La jeune femme envisage de poursuivre des études de maitrise sur un sujet connexe dès l’année prochaine. «C’est très excitant de participer à une telle découverte», avoue-t-elle.

Couguar de l’est?

Inscrit sur la liste des espèces susceptibles d’être désignées menacées ou vulnérables, le couguar est considéré comme un animal à déclaration obligatoire, ce qui signifie qu’une personne qui trouve un couguar blessé ou mort doit communiquer avec le ministère des Ressources naturelles, de la Faune et des Parcs. De ce fait, il est interdit de tuer le félin, sauf s’il représente une menace évidente.
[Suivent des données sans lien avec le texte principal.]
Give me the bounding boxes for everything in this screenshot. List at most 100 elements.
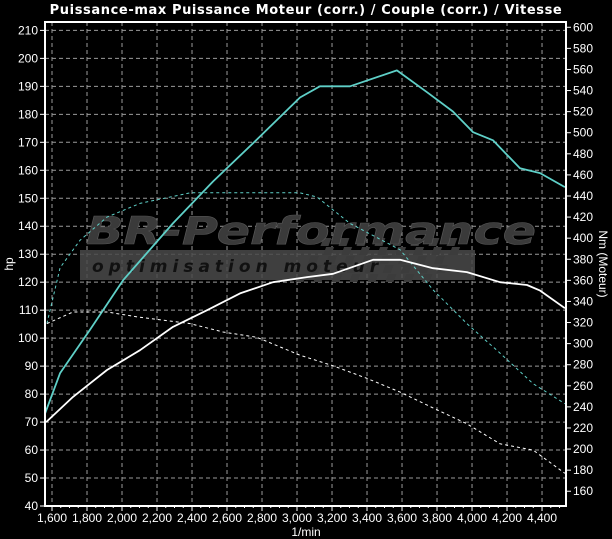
watermark-logo: BR-Performance optimisation moteur [80, 209, 536, 282]
checker-square [431, 247, 443, 255]
checker-square [307, 256, 319, 264]
x-tick-label: 3,800 [422, 511, 452, 525]
y-left-tick-label: 40 [25, 499, 39, 513]
y-right-tick-label: 560 [573, 62, 593, 76]
y-left-tick-label: 90 [25, 359, 39, 373]
y-right-tick-label: 160 [573, 484, 593, 498]
y-right-tick-label: 500 [573, 126, 593, 140]
checker-square [392, 238, 404, 246]
y-left-tick-label: 170 [18, 135, 38, 149]
x-tick-label: 2,000 [107, 511, 137, 525]
y-right-tick-label: 220 [573, 421, 593, 435]
y-left-tick-label: 80 [25, 387, 39, 401]
y-left-tick-label: 70 [25, 415, 39, 429]
y-right-tick-label: 240 [573, 400, 593, 414]
checker-square [310, 265, 322, 273]
y-right-tick-label: 260 [573, 379, 593, 393]
logo-tagline: optimisation moteur [92, 257, 383, 277]
checkered-flag-icon [295, 238, 461, 282]
checker-square [343, 256, 355, 264]
y-left-tick-label: 200 [18, 51, 38, 65]
checker-square [331, 274, 343, 282]
y-right-tick-label: 520 [573, 105, 593, 119]
x-tick-label: 1,600 [37, 511, 67, 525]
y-left-tick-label: 130 [18, 247, 38, 261]
y-right-tick-label: 400 [573, 231, 593, 245]
y-left-tick-label: 60 [25, 443, 39, 457]
y-right-tick-label: 420 [573, 210, 593, 224]
x-tick-label: 1,800 [72, 511, 102, 525]
checker-square [374, 238, 386, 246]
checker-square [359, 247, 371, 255]
x-tick-label: 3,400 [352, 511, 382, 525]
checker-square [449, 247, 461, 255]
y-left-tick-label: 190 [18, 79, 38, 93]
y-left-tick-label: 140 [18, 219, 38, 233]
y-right-tick-label: 300 [573, 337, 593, 351]
plot-frame [44, 21, 567, 507]
y-right-tick-label: 540 [573, 84, 593, 98]
y-right-tick-label: 480 [573, 147, 593, 161]
y-left-tick-label: 50 [25, 471, 39, 485]
x-tick-label: 3,600 [387, 511, 417, 525]
power-stock-line [45, 258, 566, 423]
y-left-tick-label: 180 [18, 107, 38, 121]
checker-square [400, 265, 412, 273]
checker-square [385, 274, 397, 282]
torque-tuned-line [46, 192, 566, 405]
axes: 1,600 1,800 2,000 2,200 2,400 2,600 2,800 3,000… [18, 20, 593, 525]
y-right-tick-label: 340 [573, 294, 593, 308]
checker-square [446, 238, 458, 246]
y-right-tick-label: 600 [573, 20, 593, 34]
checker-square [328, 265, 340, 273]
y-axis-right-label: Nm (Moteur) [596, 230, 610, 297]
y-left-tick-label: 150 [18, 191, 38, 205]
y-right-tick-label: 280 [573, 358, 593, 372]
x-tick-label: 2,400 [177, 511, 207, 525]
logo-brand: BR-Performance [86, 209, 536, 253]
checker-square [410, 238, 422, 246]
checker-square [325, 256, 337, 264]
x-tick-label: 4,000 [457, 511, 487, 525]
x-tick-label: 2,600 [212, 511, 242, 525]
y-right-tick-label: 440 [573, 189, 593, 203]
y-right-tick-label: 320 [573, 316, 593, 330]
checker-square [403, 274, 415, 282]
checker-square [349, 274, 361, 282]
y-left-tick-label: 110 [19, 303, 38, 317]
y-left-tick-label: 160 [18, 163, 38, 177]
x-tick-label: 4,400 [527, 511, 557, 525]
checker-square [338, 238, 350, 246]
y-right-tick-label: 200 [573, 442, 593, 456]
y-right-tick-label: 380 [573, 252, 593, 266]
x-tick-label: 3,000 [282, 511, 312, 525]
checker-square [341, 247, 353, 255]
checker-square [382, 265, 394, 273]
y-left-tick-label: 100 [18, 331, 38, 345]
y-right-tick-label: 360 [573, 273, 593, 287]
checker-square [364, 265, 376, 273]
y-left-tick-label: 210 [18, 23, 38, 37]
checker-square [428, 238, 440, 246]
power-tuned-line [44, 69, 566, 415]
y-axis-left-label: hp [2, 257, 16, 271]
y-right-tick-label: 460 [573, 168, 593, 182]
y-right-tick-label: 180 [573, 463, 593, 477]
chart-title: Puissance-max Puissance Moteur (corr.) /… [50, 3, 563, 18]
checker-square [320, 238, 332, 246]
checker-square [367, 274, 379, 282]
checker-square [356, 238, 368, 246]
checker-square [415, 256, 427, 264]
x-tick-label: 2,200 [142, 511, 172, 525]
checker-square [377, 247, 389, 255]
series-group [44, 69, 566, 474]
checker-square [323, 247, 335, 255]
y-right-tick-label: 580 [573, 41, 593, 55]
checker-square [413, 247, 425, 255]
y-left-tick-label: 120 [18, 275, 38, 289]
torque-stock-line [46, 311, 566, 474]
checker-square [433, 256, 445, 264]
checker-square [421, 274, 433, 282]
x-axis-label: 1/min [291, 525, 320, 539]
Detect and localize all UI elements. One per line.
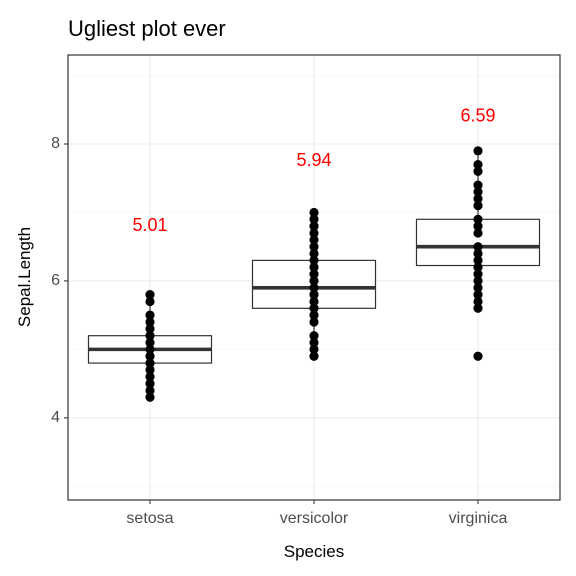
- data-point: [473, 221, 483, 231]
- data-point: [145, 392, 155, 402]
- data-point: [473, 303, 483, 313]
- data-point: [473, 290, 483, 300]
- data-point: [473, 242, 483, 252]
- data-point: [309, 283, 319, 293]
- data-point: [309, 235, 319, 245]
- mean-label: 5.01: [132, 215, 167, 235]
- data-point: [309, 207, 319, 218]
- data-point: [309, 317, 319, 327]
- data-point: [309, 214, 319, 224]
- data-point: [309, 331, 319, 341]
- x-axis-ticks: setosa versicolor virginica: [126, 500, 507, 527]
- mean-annotations: 5.01 5.94 6.59: [132, 105, 495, 235]
- data-point: [145, 324, 155, 334]
- data-point: [473, 194, 483, 204]
- data-point: [309, 344, 319, 354]
- data-point: [473, 276, 483, 286]
- data-point: [473, 228, 483, 238]
- y-axis-ticks: 4 6 8: [51, 135, 68, 426]
- data-point: [145, 379, 155, 389]
- data-point: [473, 159, 483, 170]
- data-point: [145, 358, 155, 368]
- data-point: [145, 385, 155, 396]
- data-point: [473, 248, 483, 259]
- data-point: [473, 187, 483, 197]
- data-point: [309, 296, 319, 307]
- data-point: [473, 262, 483, 272]
- y-tick-label: 6: [51, 272, 60, 289]
- data-point: [309, 221, 319, 231]
- data-point: [473, 255, 483, 265]
- data-point: [309, 248, 319, 259]
- data-point: [473, 201, 483, 211]
- data-point: [145, 290, 155, 300]
- data-point: [145, 351, 155, 361]
- data-point: [309, 290, 319, 300]
- data-point: [145, 317, 155, 327]
- data-point: [309, 351, 319, 361]
- data-point: [309, 303, 319, 313]
- data-point: [473, 283, 483, 293]
- data-point: [309, 242, 319, 252]
- x-tick-label: virginica: [449, 510, 508, 527]
- mean-label: 5.94: [296, 150, 331, 170]
- data-point: [473, 146, 483, 156]
- y-axis-title: Sepal.Length: [15, 227, 34, 327]
- x-tick-label: setosa: [126, 510, 173, 527]
- x-axis-title: Species: [284, 542, 344, 561]
- data-point: [309, 310, 319, 320]
- data-point: [145, 365, 155, 375]
- data-point: [309, 337, 319, 348]
- data-point: [145, 296, 155, 307]
- data-point: [473, 214, 483, 224]
- data-point: [473, 351, 483, 361]
- data-point: [309, 276, 319, 286]
- data-point: [473, 269, 483, 279]
- data-points: [145, 146, 483, 402]
- data-point: [473, 296, 483, 307]
- data-point: [309, 262, 319, 272]
- x-tick-label: versicolor: [280, 510, 349, 527]
- data-point: [145, 344, 155, 354]
- data-point: [309, 269, 319, 279]
- chart-title: Ugliest plot ever: [68, 16, 226, 41]
- data-point: [145, 337, 155, 348]
- data-point: [473, 180, 483, 190]
- y-tick-label: 4: [51, 409, 60, 426]
- data-point: [145, 331, 155, 341]
- data-point: [145, 372, 155, 382]
- data-point: [473, 166, 483, 176]
- data-point: [309, 228, 319, 238]
- y-tick-label: 8: [51, 135, 60, 152]
- mean-label: 6.59: [460, 105, 495, 125]
- data-point: [309, 255, 319, 265]
- data-point: [145, 310, 155, 320]
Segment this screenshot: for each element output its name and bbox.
Il constitue en tout cas un mystère taxonomique qui intrigue les chercheurs depuis longtemps. On s’interroge sur le statut de la population qui survit en Amérique du Nord: s’agit-il d’une espèce en soi, le couguar de l’est, ou d’une sous-espèce de la population occidentale? Impossible de le savoir pour l’instant. La sous-espèce qui réside dans l’est du continent, Felis concolor couguar de son nom latin, était devenue si rare que plusieurs la croyait éteinte, exception faite d’une population isolée de Floride.

Selon le communiqué du ministère, d’autres confirmations pourraient survenir à mesure que les échantillons de poils, recueillis depuis plusieurs années dans le cadre de projets ponctuels soutenus par des organisations bénévoles, seront analysés. Une histoire à suivre, donc.